1. The GitHub Actions file structure in your repo:

IMAGE-BUILDER repo:
.
├── .git
├── .github
│   └── workflows
│       ├── flask-app
│       │   ├── Dockerfile
│       │   ├── app.py
│       │   └── requirements.txt
│       └── g-registry-build.yaml    
├── .gitignore
├── README.md
└── sonar-project.properties

image-builder/.github/workflows/g-registry-build.yaml


# This is a basic workflow to help you get started with Actions

name: Docker Build and Push Release

# Controls when the action will run. Triggers the workflow on push or pull request
# events but only for the master branch
on:
  push:
    branches: [ main ]
  pull_request:
    branches: [ main ]
    types: [opened, synchronize, reopened]

jobs:

  sonarcloud:
    name: SonarCloud
    runs-on: ubuntu-latest
    steps:
      - uses: actions/checkout@v3
        with:
          fetch-depth: 0  # Shallow clones should be disabled for a better relevancy of analysis
      - name: SonarCloud static code Scan
        uses: SonarSource/sonarcloud-github-action@master
        env:
          GITHUB_TOKEN: ${{ secrets.GITHUB_TOKEN }}  # Needed to get PR information, if any
          SONAR_TOKEN: ${{ secrets.SONAR_TOKEN }}

  app-build:
    name: Tagged Docker release to Google Artifact Registry
    runs-on: ubuntu-latest
    needs: sonarcloud
    permissions:
      contents: 'read'
      id-token: 'write'

    steps:
    - id: checkout
      name: Checkout
      uses: 'actions/checkout@v3'
    
    - name: Set up Docker Buildx
      uses: docker/setup-buildx-action@v2 

    - name: Get tag for the image
      id: get-tag
      run: echo ::set-output name=short_ref::${GITHUB_REF#refs/*/}
  
    - id: 'auth'
      name: 'Authenticate to Google Cloud'
      uses: 'google-github-actions/auth@v1'
      with:
        token_format: access_token
        workload_identity_provider: 'projects/12344123412311/locations/global/workloadIdentityPools/my-pool/providers/provider'
        service_account: 'my-service-account@my-project-name.iam.gserviceaccount.com'
        access_token_lifetime: 300s

    - name: Login to Artifact Registry
      uses: docker/login-action@v1
      with:
        registry: us-west2-docker.pkg.dev  #us-west2-docker.pkg.dev/my-project-name/flask
        username: oauth2accesstoken
        password: ${{ steps.auth.outputs.access_token }}

    - id: docker-push-tagged
      name: Tag Docker image and push to Google Artifact Registry
      uses: 'docker/build-push-action@v2'
      with:
        context: .github/workflows/flask-app
        file: .github/workflows/flask-app/Dockerfile
        push: true
        tags: |
          us-west2-docker.pkg.dev/my-project-name.github/workflows/g-registry-build.yaml/flask-docker/application:${{ steps.get-tag.outputs.short_ref }}

To setup the Sonar Cloud code scanner put the sonar-project.properties file in the root of the repo :

image-builder/sonar-project.properties

sonar.projectKey=organization-name_image-builder
sonar.organization=organization-name

# This is the name and version displayed in the SonarCloud UI.
#sonar.projectName=image-builder
#sonar.projectVersion=1.0


# Path is relative to the sonar-project.properties file. Replace "\" by "/" on Windows.
#sonar.sources=.

# Encoding of the source code. Default is the 
default system encoding
#sonar.sourceEncoding=UTF-8

GCP Artifact Registry Setup (

Pre-setup:

It can be done from GCP console (embeded shell CLI)

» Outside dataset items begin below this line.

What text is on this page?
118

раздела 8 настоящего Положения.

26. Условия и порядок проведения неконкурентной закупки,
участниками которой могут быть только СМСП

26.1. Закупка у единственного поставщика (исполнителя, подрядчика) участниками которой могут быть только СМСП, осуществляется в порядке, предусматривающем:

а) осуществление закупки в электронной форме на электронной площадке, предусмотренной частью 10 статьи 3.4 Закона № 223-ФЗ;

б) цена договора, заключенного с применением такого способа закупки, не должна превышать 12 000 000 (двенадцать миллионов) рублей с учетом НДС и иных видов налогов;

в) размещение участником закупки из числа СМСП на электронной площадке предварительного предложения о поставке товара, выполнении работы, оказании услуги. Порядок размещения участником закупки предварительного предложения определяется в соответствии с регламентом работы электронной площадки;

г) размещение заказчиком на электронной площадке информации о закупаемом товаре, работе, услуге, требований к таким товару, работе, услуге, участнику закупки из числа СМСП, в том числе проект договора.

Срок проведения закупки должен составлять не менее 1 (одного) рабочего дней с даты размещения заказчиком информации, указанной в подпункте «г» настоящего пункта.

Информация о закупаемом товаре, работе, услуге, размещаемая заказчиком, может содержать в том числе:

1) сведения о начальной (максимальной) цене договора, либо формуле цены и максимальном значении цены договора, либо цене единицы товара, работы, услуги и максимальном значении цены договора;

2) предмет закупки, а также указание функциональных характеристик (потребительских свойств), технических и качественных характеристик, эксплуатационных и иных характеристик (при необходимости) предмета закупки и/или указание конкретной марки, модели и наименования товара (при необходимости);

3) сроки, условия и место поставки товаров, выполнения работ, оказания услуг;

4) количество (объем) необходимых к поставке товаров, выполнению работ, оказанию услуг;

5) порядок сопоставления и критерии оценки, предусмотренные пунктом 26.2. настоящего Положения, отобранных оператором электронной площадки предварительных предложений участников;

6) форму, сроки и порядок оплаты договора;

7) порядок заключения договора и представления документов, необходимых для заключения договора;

#Configuring gcloud in GitHub Actions

This GitHub Action to configure authentication for the gcloud CLI tool.

Warning! Workload Identity Federation requires Cloud SDK (gcloud) version 363.0.0 or later.

account_name@cloudshell:~ (my-project-name)$ 
export SERVICE_ACCOUNT="my-project-name"                                                   
export REPO="repo-owner/organization-name/image-builder"                              
export PROJECT_ID="my-project-name"                                                   
export WORKLOAD_IDENTITY_POOL="my-pool-iam"                                             
export WORKLOAD_PROVIDER="my-provider"
gcloud iam workload-identity-pools describe "my-pool-iam" \
  --project="${PROJECT_ID}" \
  --location="global" \
  --format="value(name)"

OUTPUT:

projects/12341234134134/locations/global/workloadIdentityPools/my-pool-iam

Save this value as an environment variable:

export WORKLOAD_IDENTITY_POOL_ID="..." # value from above

Create a Workload Identity Provider in that pool:

gcloud iam workload-identity-pools providers create-oidc "provider" \
  --project="${PROJECT_ID}" \
  --location="global" \
  --workload-identity-pool="my-pool-iam" \
  --display-name="my provider" \
  --attribute-mapping="google.subject=assertion.sub,attribute.actor=assertion.actor,attribute.repository=assertion.repository" \
  --issuer-uri="https://token.actions.githubusercontent.com"

OUTPUT: Created workload identity pool provider [provider].

Allow authentications from the Workload Identity Provider originating from your repository to impersonate the Service Account created above:

TODO(developer): Update this value to your GitHub repository.

export REPO="username(or organization-name)/repo-name" # e.g. "google/chrome"


gcloud iam service-accounts add-iam-policy-binding "my-service-account@${PROJECT_ID}.iam.gserviceaccount.com" \
  --project="${PROJECT_ID}" \
  --role="roles/iam.workloadIdentityUser" \
  --member="principalSet://iam.googleapis.com/${WORKLOAD_IDENTITY_POOL_ID}/attribute.repository/${REPO}"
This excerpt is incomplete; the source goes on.